A literatura distingue, pelo menos, seis processos principais de formação de solo (RETALLACK, 1990, p. 86-90; BIRKELAND, 1999, p. 107-137; BOCKHEIM & GENNADIYEV, 2000, p. 57-66): gleização, podzolização, lessivagem, ferralitização, calcificação e salinização (Fig. 19). A gleização está associada ao nível elevado do lençol freático, ou à existência de horizontes que impedem o movimento da água pelo perfil; resulta na formação de minerais que contêm ferro em estado reduzido (Fe2+), conferindo cores acinzentadas a solos hidromórficos. Estruturas reliquiares do material de origem são preservadas devido a pouca bioturbação sob condições anaeróbicas, enquanto a limitação do fluxo de água retarda o intemperismo de minerais instáveis. A oscilação sazonal do lençol freático pode originar padrões de cores mosqueados, nódulos ou concreções de ferro e manganês, pela alternância entre oxidação e redução. A podzolização envolve a translocação de óxidos de ferro e alumínio e/ou de matéria orgânica e a lixiviação de bases (Ca2+, Mg2+, K+, Na+); gera horizonte eluvial E, de coloração esbranquiçada e composição mineralógica quartzosa, situado acima de horizonte B enriquecido por sesquióxidos e/ou matéria orgânica. Esse processo é típico de solos relativamente bem drenados, formados em materiais arenosos. A lessivagem consiste na translocação de argila, que origina horizonte iluvial Bt; tal horizonte se caracteriza pela presença de películas de argila (cutãs), que revestem a superfície de grãos e agregados, e lamelas. O processo é favorecido em materiais com abundância de minerais que são intemperizados para argila – como basalto e folhelho – e em áreas cobertas por florestas

deciduais. O enriquecimento do solo em argila e sesquióxidos, na forma de minerais resistentes ao intemperismo e de granulação fina – caolinita, gibbsita e hematita – constitui a ferralitização. Característico de regiões tropicais úmidas e florestas pluviais, esse processo ocorre em solos bem drenados, de perfis espessos e uniformes, gerados por intemperismo intenso – depleção de bases e sílica – durante longos períodos de tempo. Finalmente, os processos de calcificação e salinização correspondem, respectivamente, à acumulação de carbonato de cálcio (CaCO3) e de sais

solúveis – como gipso (CaSO4.2H2O) e halita (NaCl) – em solos bem

drenados, sob condições climáticas semiáridas e áridas.

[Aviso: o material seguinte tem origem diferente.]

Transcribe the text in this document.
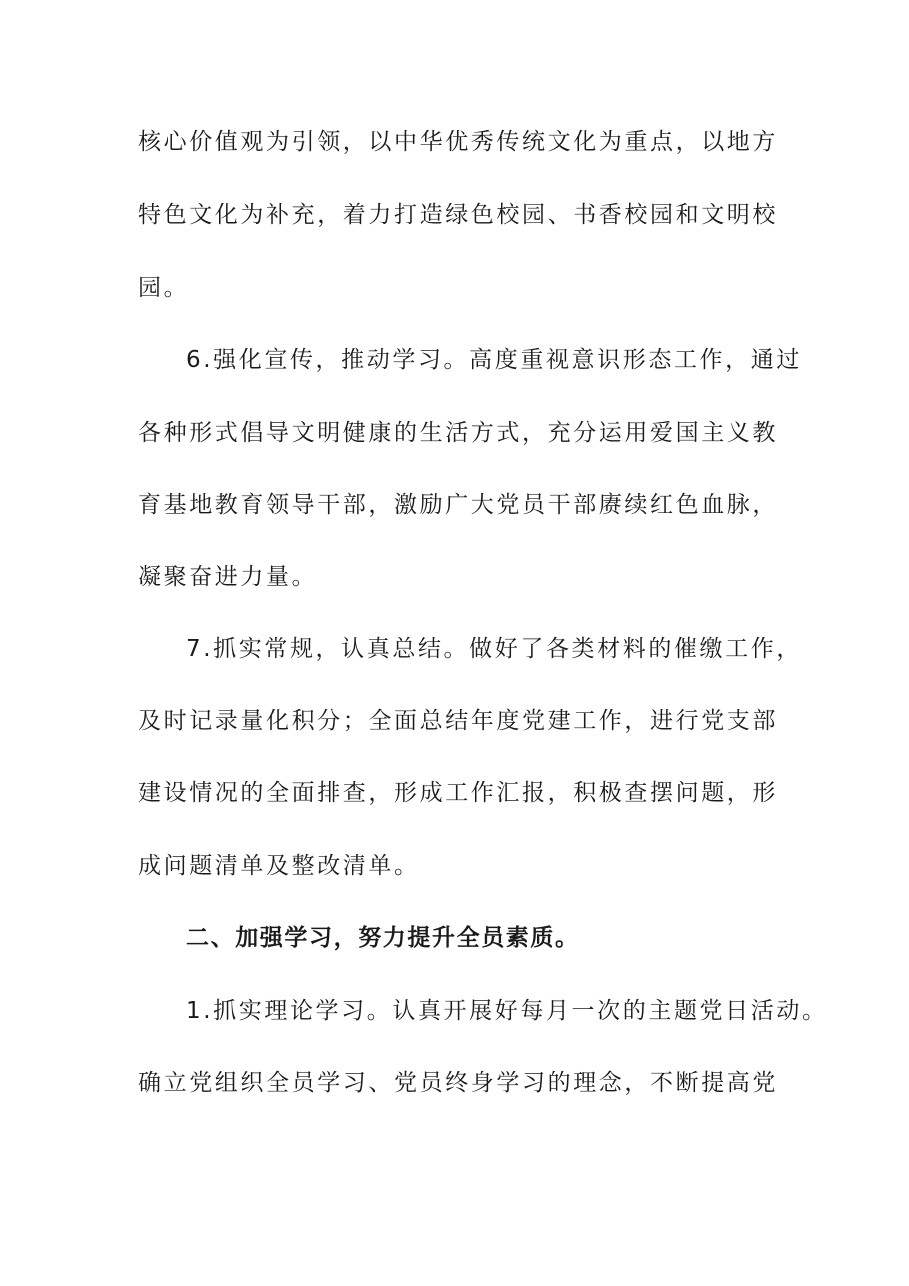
核心价值观为引领，以中华优秀传统文化为重点，以地方
特色文化为补充，着力打造绿色校园、书香校园和文明校
园。
6.强化宣传，推动学习。高度重视意识形态工作，通过
各种形式倡导文明健康的生活方式，充分运用爱国主义教
育基地教育领导干部，激励广大党员干部赓续红色血脉，
凝聚奋进力量。
7.抓实常规，认真总结。做好了各类材料的催缴工作，
及时记录量化积分；全面总结年度党建工作，进行党支部
建设情况的全面排查，形成工作汇报，积极查摆问题，形
成问题清单及整改清单。
二、加强学习，努力提升全员素质。
1.抓实理论学习。认真开展好每月一次的主题党日活动。
确立党组织全员学习、党员终身学习的理念，不断提高党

Figura 19 – Processos básicos de formação de solo (RETALLACK, 1990). Em estudos de Estratigrafia do Quaternário, tradicionalmente se considerava que paleossolos enterrados e moderadamente desenvolvidos se formariam durante os interglaciais, sob climas úmidos; paleossolos enterrados e pouco espessos, com desenvolvimento incipiente, eram atribuídos aos interestádios (GERRARD, 1981, p. 153; CATT, 1987, p. 500-501; 1990, p. 3). Outros pesquisadores se baseavam no conceito de solos zonais – tipos de solos restritos a determinadas zonas climáticas. Assim, paleossolos com nódulos e crostas carbonáticas e ricos em montmorillonita indicariam condições climáticas semiáridas ou áridas, enquanto a presença de crostas ferruginosas e caolinita estaria associada

a climas tropicais úmidos (BRYAN & ALBRITTON, 1943, p. 489; ANDREIS, 1981, p. 50). Catt (1987, p. 500) argumenta que a interpretação depende de datações precisas, da análise detalhada de feições pedológicas, bem como de reconstruções paleoclimáticas fundadas em evidências isotópicas e paleontológicas de fontes de dados independentes. Períodos de estabilidade da paisagem, que são essenciais para a formação de solos, podem ser gerados por mudanças climáticas e/ou movimentos tectônicos. Nesse contexto se destaca a importância da classificação de paleossolos, pois os diferentes processos pedogenéticos refletem condições paleoambientais distintas.